Cloth face coverings are most likely to reduce the spread of the COVID-19 virus when they are widely used by people in public settings.

Blue staters don’t care about any of this.

To a red stater, the noun “rule” has very little, or nothing at all, to do with the verb.

To a blue stater, the noun and the verb are the same. It’s all about ruling. They pay some lip service to what the rule actually does, if there’s some medical literature that happens to go in the same direction as whatever bludgeoning they’re trying to do in the moment. But they don’t really care, they just want to rule over others.

On Common Ground

Friday, July 17th, 2020

Most of the frustrations involved in living as an adult human, have to do with conflict between appealing narratives vs. inconvenient realities. And perhaps the best example of this is the narrative that conservatives & liberals can, and should, “sit down and work out their/our differences, find common ground, labor toward the common good and learn from each other.” I think deep down both sides really do want that…so long as it doesn’t involve giving up anything. If it’s cost-free, most people with political opinions would like to be Archie & Meathead after they’ve softened up and learned to see eye-to-eye.

Our parents did that with other grown-ups who didn’t share the same political affiliations, right? Should be easy!

The problem is that what we today call “liberalism” has eschewed any & all notion that its adherents have anything at all to learn from those who are not adherents. This is non-negotiable. All electoral contests and all differences of opinion involve illegitimacy and ignorance on the side of the argument that is not theirs. Every election they lose, was cheated. Every dissenting opinion, indeed every statement or question that bleeds off some of the momentum, intentionally or not, comes from someone who shouldn’t have opinions at all.

Liberalism has devolved into a slightly off-center “I know something you don’t know” smirk. Worn by people who haven’t accomplished anything. And want to make all the decisions that matter, without accepting any ownership of the eventual results.

As such, this notion of “common good” has melted down into the floorboards. It used to be that liberals wanted to get rid of some — perhaps all? — of what we have, and re-do it so that the needs of the forgotten might be met. Like…gay marriage for example. Here are some people who are marginalized through no fault of their own, so let’s dismantle a little bit of what makes society go, and reassemble it to meet these needs. Reactionaries might suspect the desire has little to do with meeting the needs of the marginalized, and has a lot more to do with the process of dismantling and wrecking. They were eventually proven right about that. The liberals who wanted gay marriages haven’t attended any gay weddings — aren’t interested. The dismantling, wrecking and re-defining has shifted into overdrive. Transvestite revolution. New pronouns. Polygamy. Onward!

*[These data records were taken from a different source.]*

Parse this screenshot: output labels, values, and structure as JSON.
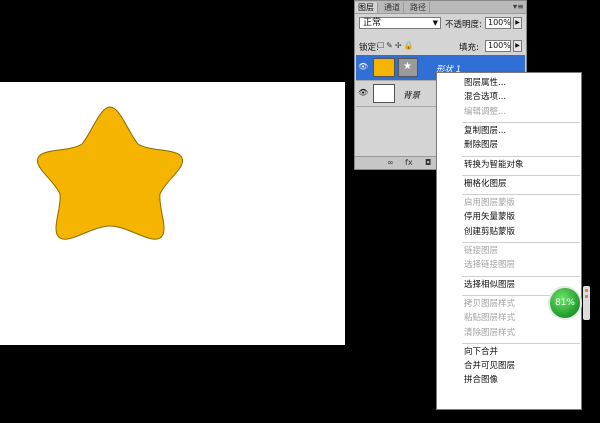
{
  "layers_panel": {
    "tabs": [
      "图层",
      "通道",
      "路径"
    ],
    "blend_mode": "正常",
    "opacity_label": "不透明度:",
    "opacity_value": "100%",
    "lock_label": "锁定:",
    "fill_label": "填充:",
    "fill_value": "100%",
    "layers": [
      {
        "name": "形状 1",
        "selected": true,
        "thumb_color": "#f5b400"
      },
      {
        "name": "背景",
        "selected": false,
        "thumb_color": "#ffffff"
      }
    ]
  },
  "context_menu": {
    "items": [
      {
        "label": "图层属性...",
        "enabled": true
      },
      {
        "label": "混合选项...",
        "enabled": true
      },
      {
        "label": "编辑调整...",
        "enabled": false
      },
      {
        "sep": true
      },
      {
        "label": "复制图层...",
        "enabled": true
      },
      {
        "label": "删除图层",
        "enabled": true
      },
      {
        "sep": true
      },
      {
        "label": "转换为智能对象",
        "enabled": true
      },
      {
        "sep": true
      },
      {
        "label": "栅格化图层",
        "enabled": true
      },
      {
        "sep": true
      },
      {
        "label": "启用图层蒙版",
        "enabled": false
      },
      {
        "label": "停用矢量蒙版",
        "enabled": true
      },
      {
        "label": "创建剪贴蒙版",
        "enabled": true
      },
      {
        "sep": true
      },
      {
        "label": "链接图层",
        "enabled": false
      },
      {
        "label": "选择链接图层",
        "enabled": false
      },
      {
        "sep": true
      },
      {
        "label": "选择相似图层",
        "enabled": true
      },
      {
        "sep": true
      },
      {
        "label": "拷贝图层样式",
        "enabled": false
      },
      {
        "label": "粘贴图层样式",
        "enabled": false
      },
      {
        "label": "清除图层样式",
        "enabled": false
      },
      {
        "sep": true
      },
      {
        "label": "向下合并",
        "enabled": true
      },
      {
        "label": "合并可见图层",
        "enabled": true
      },
      {
        "label": "拼合图像",
        "enabled": true
      }
    ]
  },
  "speed_badge": {
    "value": "81%"
  },
  "colors": {
    "star": "#f5b400",
    "selection": "#2f6fd6",
    "badge": "#2fae3b"
  }
}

The tender recruits would protest, with some variation of “But I’m part of that…I don’t want to wreck anything, I don’t want marriages of five or more, or women marrying goats, I just want to help people.” And this is true. It’s also true that the liberals insist “It’s not about the destination, it’s about the journey.” They just want the process of transformation, the rioting and protesting…the constant wreckage.

We who want society to manage a foothold so it can thrive and grow, don’t really have any common ground with these people. If there’s too much prosperity then there’s too much individual ambition and hope for success with things the way they are; more conservatives. And their wreck-everything revolution loses steam. Liberalism has reached the point where they’ve come to realize this, and so are invested in widespread suffering — at worst — but, at best, a keenly felt limit to our success without something being wrecked. They don’t want us to keep enough money after taxes to take our families on vacation, or acquire the access to health care we need, or to get our children properly educated. They can’t afford for that to happen. If it happens, it’s too hard for them to recruit new members to their cause, or to win elections, and those are the two things they must do.

Common ground? It’s an appealing narrative…reality doesn’t smile upon it though.